The app is also meant to improve the amount of traffic to various outdoor outlets in Boston, said Turano.
“If people start increasing their frequency of visits to green space, and they start really feeling a change in their attitude or mental well-being or their physical well-being, it’s a door opening to what it means on a bigger level,” Turano said.
When first opening the app, a daily objective pops up to motivate users to explore at least once a day. In Boston, a major city housing about 250,000 college students, people need their “nature fix,” as Turano described it.
“Because we live in such a chaotic environment as urban dwellers, there’s so much stimuli going on; there’s so much stress, there’s so many things that we get preoccupied with and distracted by, that [nature is] almost like an antidote to urban living,” Turano said.

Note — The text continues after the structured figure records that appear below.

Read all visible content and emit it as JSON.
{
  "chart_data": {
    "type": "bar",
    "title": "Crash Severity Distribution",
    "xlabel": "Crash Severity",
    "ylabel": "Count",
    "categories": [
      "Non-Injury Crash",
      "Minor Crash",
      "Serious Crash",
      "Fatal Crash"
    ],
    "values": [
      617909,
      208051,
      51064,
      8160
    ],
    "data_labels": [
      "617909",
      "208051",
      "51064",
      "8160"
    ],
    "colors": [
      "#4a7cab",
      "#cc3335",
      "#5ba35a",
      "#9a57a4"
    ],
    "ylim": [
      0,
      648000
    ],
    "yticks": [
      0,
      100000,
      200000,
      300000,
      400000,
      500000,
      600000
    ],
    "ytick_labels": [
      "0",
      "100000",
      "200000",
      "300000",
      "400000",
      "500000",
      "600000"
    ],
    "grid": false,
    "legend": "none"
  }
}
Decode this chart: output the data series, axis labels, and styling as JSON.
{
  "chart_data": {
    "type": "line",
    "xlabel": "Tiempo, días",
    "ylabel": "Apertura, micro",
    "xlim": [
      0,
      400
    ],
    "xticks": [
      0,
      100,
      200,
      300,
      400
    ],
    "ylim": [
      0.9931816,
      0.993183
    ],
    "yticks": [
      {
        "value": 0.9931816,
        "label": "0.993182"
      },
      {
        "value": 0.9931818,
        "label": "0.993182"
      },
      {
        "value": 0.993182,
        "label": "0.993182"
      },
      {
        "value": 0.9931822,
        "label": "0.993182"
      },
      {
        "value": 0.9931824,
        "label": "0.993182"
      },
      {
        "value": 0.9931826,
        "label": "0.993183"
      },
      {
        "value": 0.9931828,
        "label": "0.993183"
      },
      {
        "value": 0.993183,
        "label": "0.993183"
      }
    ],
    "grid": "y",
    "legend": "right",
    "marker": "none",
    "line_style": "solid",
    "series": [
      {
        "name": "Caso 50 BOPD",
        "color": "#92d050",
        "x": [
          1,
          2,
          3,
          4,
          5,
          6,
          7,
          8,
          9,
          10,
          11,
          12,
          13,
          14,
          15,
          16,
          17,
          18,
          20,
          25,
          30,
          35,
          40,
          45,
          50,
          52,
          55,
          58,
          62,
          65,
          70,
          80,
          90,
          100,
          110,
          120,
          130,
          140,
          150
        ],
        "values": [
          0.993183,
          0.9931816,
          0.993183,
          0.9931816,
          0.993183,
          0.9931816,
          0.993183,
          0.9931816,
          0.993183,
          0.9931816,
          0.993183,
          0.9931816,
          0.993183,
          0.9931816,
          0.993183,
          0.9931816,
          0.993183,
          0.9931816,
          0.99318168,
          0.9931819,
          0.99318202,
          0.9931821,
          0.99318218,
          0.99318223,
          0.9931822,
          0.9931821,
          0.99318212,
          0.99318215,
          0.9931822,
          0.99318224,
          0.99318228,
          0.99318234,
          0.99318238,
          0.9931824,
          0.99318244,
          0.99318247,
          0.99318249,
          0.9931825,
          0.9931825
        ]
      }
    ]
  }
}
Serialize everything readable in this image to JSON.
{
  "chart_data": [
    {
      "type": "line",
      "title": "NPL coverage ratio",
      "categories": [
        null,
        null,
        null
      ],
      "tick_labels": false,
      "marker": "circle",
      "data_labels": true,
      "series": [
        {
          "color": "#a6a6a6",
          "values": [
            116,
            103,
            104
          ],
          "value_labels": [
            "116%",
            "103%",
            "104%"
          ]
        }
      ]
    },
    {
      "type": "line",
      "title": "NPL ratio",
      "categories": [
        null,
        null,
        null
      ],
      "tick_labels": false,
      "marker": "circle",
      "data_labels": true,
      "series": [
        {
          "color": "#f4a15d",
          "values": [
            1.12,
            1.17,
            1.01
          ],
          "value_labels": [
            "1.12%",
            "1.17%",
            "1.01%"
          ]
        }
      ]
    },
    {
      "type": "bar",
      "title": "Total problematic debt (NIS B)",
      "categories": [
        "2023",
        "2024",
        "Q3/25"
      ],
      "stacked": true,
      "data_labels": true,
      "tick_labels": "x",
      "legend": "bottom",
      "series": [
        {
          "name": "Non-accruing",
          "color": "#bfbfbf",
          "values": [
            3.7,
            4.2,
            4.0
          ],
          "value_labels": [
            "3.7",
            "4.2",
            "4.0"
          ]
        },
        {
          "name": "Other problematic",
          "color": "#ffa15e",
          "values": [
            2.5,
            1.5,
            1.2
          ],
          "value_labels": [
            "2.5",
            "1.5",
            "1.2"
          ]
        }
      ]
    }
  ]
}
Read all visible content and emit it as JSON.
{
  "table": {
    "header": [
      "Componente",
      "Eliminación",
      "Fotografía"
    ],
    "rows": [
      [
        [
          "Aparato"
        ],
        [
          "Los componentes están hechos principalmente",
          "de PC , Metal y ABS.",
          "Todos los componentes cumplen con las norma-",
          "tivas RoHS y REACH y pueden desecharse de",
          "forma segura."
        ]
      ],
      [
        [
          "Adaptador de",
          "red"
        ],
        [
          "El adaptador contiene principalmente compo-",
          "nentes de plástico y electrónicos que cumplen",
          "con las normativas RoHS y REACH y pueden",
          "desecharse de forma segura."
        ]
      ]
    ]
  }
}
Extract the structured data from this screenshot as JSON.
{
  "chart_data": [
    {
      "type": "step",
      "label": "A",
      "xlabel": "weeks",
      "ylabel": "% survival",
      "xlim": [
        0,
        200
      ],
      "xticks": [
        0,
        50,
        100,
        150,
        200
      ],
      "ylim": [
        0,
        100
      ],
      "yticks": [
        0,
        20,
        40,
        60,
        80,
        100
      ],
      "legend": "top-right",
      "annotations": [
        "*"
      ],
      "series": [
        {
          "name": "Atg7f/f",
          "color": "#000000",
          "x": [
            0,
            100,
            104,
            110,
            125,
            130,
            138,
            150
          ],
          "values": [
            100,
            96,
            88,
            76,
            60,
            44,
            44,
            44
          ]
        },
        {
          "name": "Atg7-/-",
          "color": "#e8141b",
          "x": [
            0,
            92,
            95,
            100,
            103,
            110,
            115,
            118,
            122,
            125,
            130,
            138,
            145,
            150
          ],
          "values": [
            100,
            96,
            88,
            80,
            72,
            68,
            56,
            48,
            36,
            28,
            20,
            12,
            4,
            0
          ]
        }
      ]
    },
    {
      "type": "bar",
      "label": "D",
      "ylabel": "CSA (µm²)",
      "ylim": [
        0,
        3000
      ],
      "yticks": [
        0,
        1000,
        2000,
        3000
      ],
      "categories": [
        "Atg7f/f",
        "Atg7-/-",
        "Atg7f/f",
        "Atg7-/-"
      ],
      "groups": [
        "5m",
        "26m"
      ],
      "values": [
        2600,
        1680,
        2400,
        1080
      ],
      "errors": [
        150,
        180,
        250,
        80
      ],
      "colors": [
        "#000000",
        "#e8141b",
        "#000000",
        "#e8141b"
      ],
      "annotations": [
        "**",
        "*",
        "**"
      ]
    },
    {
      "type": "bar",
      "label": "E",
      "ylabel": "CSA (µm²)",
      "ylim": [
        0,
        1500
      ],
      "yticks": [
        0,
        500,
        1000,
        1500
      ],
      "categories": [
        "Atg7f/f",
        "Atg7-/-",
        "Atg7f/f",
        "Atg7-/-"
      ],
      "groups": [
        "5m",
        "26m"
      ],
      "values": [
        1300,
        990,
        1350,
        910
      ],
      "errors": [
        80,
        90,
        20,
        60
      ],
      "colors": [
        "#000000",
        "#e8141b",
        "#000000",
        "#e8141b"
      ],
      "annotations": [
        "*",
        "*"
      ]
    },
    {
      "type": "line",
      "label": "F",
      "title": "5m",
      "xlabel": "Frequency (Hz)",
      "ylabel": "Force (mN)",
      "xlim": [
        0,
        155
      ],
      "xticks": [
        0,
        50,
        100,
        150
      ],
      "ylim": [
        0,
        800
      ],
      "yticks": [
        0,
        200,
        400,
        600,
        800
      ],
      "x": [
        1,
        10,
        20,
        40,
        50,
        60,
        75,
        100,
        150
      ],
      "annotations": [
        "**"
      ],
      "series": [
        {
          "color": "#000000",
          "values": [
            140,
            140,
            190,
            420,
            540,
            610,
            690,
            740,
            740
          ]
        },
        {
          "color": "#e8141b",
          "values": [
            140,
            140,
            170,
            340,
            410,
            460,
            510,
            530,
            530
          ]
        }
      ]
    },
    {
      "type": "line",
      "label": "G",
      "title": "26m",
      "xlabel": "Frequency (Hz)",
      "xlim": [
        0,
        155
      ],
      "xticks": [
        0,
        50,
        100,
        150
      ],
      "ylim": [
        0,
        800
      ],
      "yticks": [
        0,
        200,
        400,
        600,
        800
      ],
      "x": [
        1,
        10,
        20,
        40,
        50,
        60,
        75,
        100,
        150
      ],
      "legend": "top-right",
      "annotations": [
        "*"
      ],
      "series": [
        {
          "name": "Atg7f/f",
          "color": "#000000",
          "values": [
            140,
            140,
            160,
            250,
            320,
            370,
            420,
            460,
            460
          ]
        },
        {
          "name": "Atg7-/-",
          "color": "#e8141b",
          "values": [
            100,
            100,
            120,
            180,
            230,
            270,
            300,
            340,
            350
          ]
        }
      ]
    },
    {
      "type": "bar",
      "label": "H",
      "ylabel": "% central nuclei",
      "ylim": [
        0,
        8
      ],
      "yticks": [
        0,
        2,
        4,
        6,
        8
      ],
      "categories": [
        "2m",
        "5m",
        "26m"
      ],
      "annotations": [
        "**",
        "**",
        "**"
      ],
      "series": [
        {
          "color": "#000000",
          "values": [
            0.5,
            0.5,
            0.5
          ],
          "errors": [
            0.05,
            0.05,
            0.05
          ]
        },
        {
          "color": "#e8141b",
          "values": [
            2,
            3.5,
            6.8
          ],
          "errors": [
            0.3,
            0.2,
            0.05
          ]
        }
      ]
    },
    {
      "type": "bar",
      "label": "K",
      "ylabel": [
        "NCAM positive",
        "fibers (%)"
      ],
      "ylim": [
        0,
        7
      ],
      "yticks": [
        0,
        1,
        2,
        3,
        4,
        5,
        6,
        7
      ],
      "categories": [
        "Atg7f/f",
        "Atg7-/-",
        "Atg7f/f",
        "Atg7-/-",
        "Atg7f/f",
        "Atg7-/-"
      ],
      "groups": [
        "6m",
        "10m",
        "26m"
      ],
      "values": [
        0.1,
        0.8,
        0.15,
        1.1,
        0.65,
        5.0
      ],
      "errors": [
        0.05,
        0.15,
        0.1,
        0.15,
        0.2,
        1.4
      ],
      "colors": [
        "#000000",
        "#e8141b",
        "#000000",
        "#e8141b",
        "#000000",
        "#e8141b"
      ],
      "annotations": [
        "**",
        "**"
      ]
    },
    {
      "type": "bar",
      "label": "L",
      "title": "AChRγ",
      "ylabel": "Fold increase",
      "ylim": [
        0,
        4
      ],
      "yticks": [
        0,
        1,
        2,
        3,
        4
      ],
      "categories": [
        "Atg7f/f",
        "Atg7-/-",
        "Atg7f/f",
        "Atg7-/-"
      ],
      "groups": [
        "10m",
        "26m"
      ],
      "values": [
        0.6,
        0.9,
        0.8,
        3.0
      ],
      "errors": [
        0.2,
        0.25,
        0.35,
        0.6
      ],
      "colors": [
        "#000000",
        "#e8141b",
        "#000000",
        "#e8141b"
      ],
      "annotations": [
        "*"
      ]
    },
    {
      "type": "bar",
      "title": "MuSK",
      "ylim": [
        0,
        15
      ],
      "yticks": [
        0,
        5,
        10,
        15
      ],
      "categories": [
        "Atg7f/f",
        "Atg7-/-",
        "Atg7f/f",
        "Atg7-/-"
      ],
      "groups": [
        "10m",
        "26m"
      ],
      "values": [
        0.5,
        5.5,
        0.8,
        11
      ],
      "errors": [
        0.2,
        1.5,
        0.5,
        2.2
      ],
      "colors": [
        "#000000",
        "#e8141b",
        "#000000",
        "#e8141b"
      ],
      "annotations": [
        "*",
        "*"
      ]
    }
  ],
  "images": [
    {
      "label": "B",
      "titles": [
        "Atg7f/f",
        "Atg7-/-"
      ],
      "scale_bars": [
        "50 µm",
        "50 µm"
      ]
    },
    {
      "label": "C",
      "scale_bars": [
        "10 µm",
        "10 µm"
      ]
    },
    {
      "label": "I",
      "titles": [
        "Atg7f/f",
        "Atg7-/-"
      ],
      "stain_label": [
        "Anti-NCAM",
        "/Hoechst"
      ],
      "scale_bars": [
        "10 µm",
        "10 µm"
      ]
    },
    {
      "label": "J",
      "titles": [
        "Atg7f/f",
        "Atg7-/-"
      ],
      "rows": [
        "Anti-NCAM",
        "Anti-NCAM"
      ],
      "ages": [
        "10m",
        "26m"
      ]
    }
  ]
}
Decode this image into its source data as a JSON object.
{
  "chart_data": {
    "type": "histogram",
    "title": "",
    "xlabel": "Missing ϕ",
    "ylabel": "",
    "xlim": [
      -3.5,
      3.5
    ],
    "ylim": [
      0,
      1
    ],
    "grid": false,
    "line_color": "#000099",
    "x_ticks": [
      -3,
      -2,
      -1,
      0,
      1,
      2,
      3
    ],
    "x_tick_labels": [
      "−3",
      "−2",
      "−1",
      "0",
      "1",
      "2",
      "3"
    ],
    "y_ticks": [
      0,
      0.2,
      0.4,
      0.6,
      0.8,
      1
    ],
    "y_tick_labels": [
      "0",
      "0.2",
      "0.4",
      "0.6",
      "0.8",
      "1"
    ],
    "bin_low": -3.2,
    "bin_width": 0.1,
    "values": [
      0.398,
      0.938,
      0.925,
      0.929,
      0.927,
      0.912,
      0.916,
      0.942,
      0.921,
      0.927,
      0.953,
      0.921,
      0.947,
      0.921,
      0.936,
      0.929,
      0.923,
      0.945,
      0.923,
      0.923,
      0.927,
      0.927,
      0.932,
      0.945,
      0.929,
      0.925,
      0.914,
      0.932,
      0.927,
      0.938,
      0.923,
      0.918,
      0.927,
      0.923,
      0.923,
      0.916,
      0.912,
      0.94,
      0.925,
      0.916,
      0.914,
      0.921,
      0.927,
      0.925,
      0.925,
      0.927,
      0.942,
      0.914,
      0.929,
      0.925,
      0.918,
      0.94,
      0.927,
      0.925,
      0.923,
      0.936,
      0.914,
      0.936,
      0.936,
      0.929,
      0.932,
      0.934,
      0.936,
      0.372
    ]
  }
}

Steven Kane, a junior visual and media arts major, is a student of Turano’s. Kane said he is currently directing a feature film that takes place in nature, and is using the app to locate and explore the urban green areas throughout Boston.
“If people use it to what it’s capable of, you’ll have just a gallery full of nature’s outdoor spaces,” said Kane. “I’m excited to see how it goes.”
Along with aiming to encourage green space exploration, Turano said he is interested in raising awareness about climate change, which he feels is a significant issue humans contribute to immensely.
“If you can get people to commune with nature on a very basic level and get a sense of what an amazing resource it is, it may inspire them to think about what do they need to do to sustain it,” he said.
By using his app in various after-school programs, Turano said he hopes to influence kids to advocate for Mother Nature. Part of the project is an educational initiative that partners the app with certain extracurriculars in the Boston Public School System, like Sociedad Latina and Music and Youth. During the program, a group will visit a greenway, receive some background information on it, explore, post to the app, gather to talk about it, and take a survey.
During the 1970s energy crisis, Turano said he learned values like turning off the light every time you exit a room, which he said he still maintains today. The educational initiative is trying to instill similar values and respect for nature into adolescents. According to Turano, a social media app will attract younger, technologically advanced kids who would not necessarily use their smartphones for such things. He said he thinks this would lead to them developing a deeper appreciation for nature.
One of the theories behind the app is that it gives the viewer just enough to have a unique viewing experience, but leaves enough out for anyone to want to go out and make their own memories, he said.
“If you provide really simple tools of creative expression,” Turano said, “people find that they have something to say.”